The two meta-analyses taken together, we can conclude that liposomal formulations significantly reduce the toxicity of un-encapsulated conventional cytotoxic drugs. Even though liposomes can provide advantage in reducing toxicity of free drug, encapsulation of cytotoxic drugs sometimes resulted in a change of toxicological profile and thus produce other adverse reactions which has not been observed in conventional formulations. For example, PEGylated liposomes containing doxorubicin (Doxil®) produce skin reactions known as hand and foot syndrome or palmar plantar erythro-dysthesia (PPE) which is related to the extended circulation time (Yingchoncharoen et al. 2016). Due to the long circulation time and low clearance rate, Doxil® can penetrate into skin tissue readily, making it more effective for the treatment of AIDS-related Kaposi sarcoma and also resulting in PPE as a side effect.
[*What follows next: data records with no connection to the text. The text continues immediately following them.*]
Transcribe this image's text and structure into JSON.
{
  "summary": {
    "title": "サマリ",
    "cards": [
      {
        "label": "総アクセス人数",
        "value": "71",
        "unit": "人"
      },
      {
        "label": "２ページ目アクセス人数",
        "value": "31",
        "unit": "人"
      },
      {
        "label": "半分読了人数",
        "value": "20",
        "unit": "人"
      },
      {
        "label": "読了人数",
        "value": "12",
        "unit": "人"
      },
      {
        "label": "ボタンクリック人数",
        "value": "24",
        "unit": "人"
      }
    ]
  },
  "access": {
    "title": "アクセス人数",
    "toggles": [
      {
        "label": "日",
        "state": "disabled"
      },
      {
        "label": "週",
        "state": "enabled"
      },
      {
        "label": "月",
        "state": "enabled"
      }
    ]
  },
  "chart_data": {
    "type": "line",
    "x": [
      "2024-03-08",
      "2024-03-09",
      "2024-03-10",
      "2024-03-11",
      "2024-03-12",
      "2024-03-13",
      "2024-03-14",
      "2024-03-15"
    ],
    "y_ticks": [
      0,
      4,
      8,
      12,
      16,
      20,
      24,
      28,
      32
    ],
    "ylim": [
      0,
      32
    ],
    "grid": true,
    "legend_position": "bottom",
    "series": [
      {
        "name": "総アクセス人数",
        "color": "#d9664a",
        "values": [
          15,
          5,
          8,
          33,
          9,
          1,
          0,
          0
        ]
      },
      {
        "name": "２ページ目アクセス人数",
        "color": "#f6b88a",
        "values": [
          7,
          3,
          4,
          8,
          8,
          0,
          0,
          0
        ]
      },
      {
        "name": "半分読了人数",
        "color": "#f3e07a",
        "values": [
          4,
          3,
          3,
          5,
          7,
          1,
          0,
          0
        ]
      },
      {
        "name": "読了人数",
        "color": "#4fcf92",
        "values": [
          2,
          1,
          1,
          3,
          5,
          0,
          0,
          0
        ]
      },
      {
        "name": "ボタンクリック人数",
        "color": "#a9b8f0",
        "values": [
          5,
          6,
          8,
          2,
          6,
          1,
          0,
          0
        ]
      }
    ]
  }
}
On the other hand, PPE rarely occurs in non-PEGylated liposomes of doxorubicin (Myocet®) (Yingchoncharoen et al. 2016). However, Myocet® induces an increased bone marrow suppression than free doxorubicin formulation (Brand et al. 2017).
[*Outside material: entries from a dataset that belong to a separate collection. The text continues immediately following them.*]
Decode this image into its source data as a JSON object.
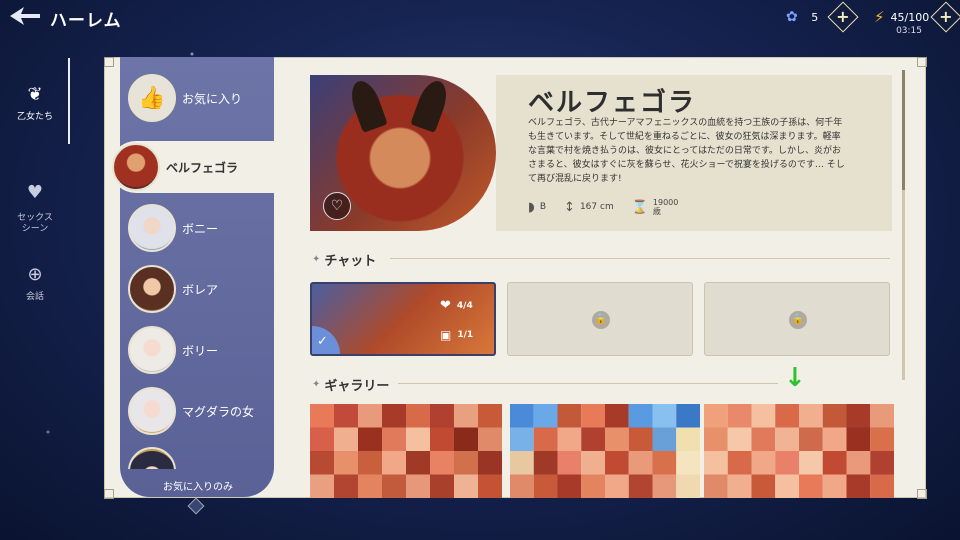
{
  "header": {
    "title": "ハーレム",
    "gems": "5",
    "energy": "45/100",
    "timer": "03:15"
  },
  "nav": {
    "items": [
      {
        "label": "乙女たち",
        "icon": "flower-icon",
        "active": true
      },
      {
        "label": "セックス\nシーン",
        "icon": "scene-icon",
        "active": false
      },
      {
        "label": "会話",
        "icon": "compass-icon",
        "active": false
      }
    ]
  },
  "characters": {
    "favorites": "お気に入り",
    "selected": "ベルフェゴラ",
    "list": [
      "ボニー",
      "ボレア",
      "ボリー",
      "マグダラの女"
    ],
    "filter": "お気に入りのみ"
  },
  "detail": {
    "name": "ベルフェゴラ",
    "description": "ベルフェゴラ、古代ナーアマフェニックスの血統を持つ王族の子孫は、何千年も生きています。そして世紀を重ねるごとに、彼女の狂気は深まります。軽率な言葉で村を焼き払うのは、彼女にとってはただの日常です。しかし、炎がおさまると、彼女はすぐに灰を蘇らせ、花火ショーで祝宴を投げるのです… そして再び混乱に戻ります!",
    "cup": "B",
    "height": "167 cm",
    "age_value": "19000",
    "age_unit": "歳"
  },
  "chat": {
    "title": "チャット",
    "hearts": "4/4",
    "images": "1/1"
  },
  "gallery": {
    "title": "ギャラリー"
  },
  "colors": {
    "panel": "#f2efe6",
    "list_bg": "#6d75a8",
    "accent_green": "#2fc22f"
  }
}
Lower incidence of API-related toxicity by liposomal formulations has been reported also for drugs other than cytotoxic agents (Brand et al. 2017). Encapsulation of amphotericin B into liposomes reduced adverse events of nephrotoxicity associated with amphotericin B (Steimbach et al. 2017; Brand et al. 2017). According to a meta-analysis for amphotericin B formulations, all lipid formulations (liposomes, lipid complex, colloidal dispersion and Intralipid infusion) presented better profiles than the conventional formulation with respect to the adverse events of nephrotoxicity, fever, chills and vomiting, while exhibited the same efficacy profile with conventional formulation (Steimbach et al. 2017).

Conclusion

It appeared to be encouraging that meta-analyses showed liposomal formulations are comparable or modestly superior in clinical efficacy compared to non-liposomal conventional formulations despite of some doubts related to the ambiguous EPR effect in humans. Besides, drug-related toxicity, for example, cardiotoxicity of doxorubicin, has been clearly reduced by encapsulation of cytotoxic agents into liposomes despite carrier-related adverse events are newly occurred. As many researchers indicated, EPR effect extremely heterogeneous in humans and thus it would be necessary to stop claiming enhanced efficacy via EPR effect. It requires to develop alternative strategies which do not depend on EPR effect to raise clinical value of liposomes in chemotherapy. Otherwise, more elaborate pre-clinical study should be considered to provide meaningful prediction of efficacy in humans.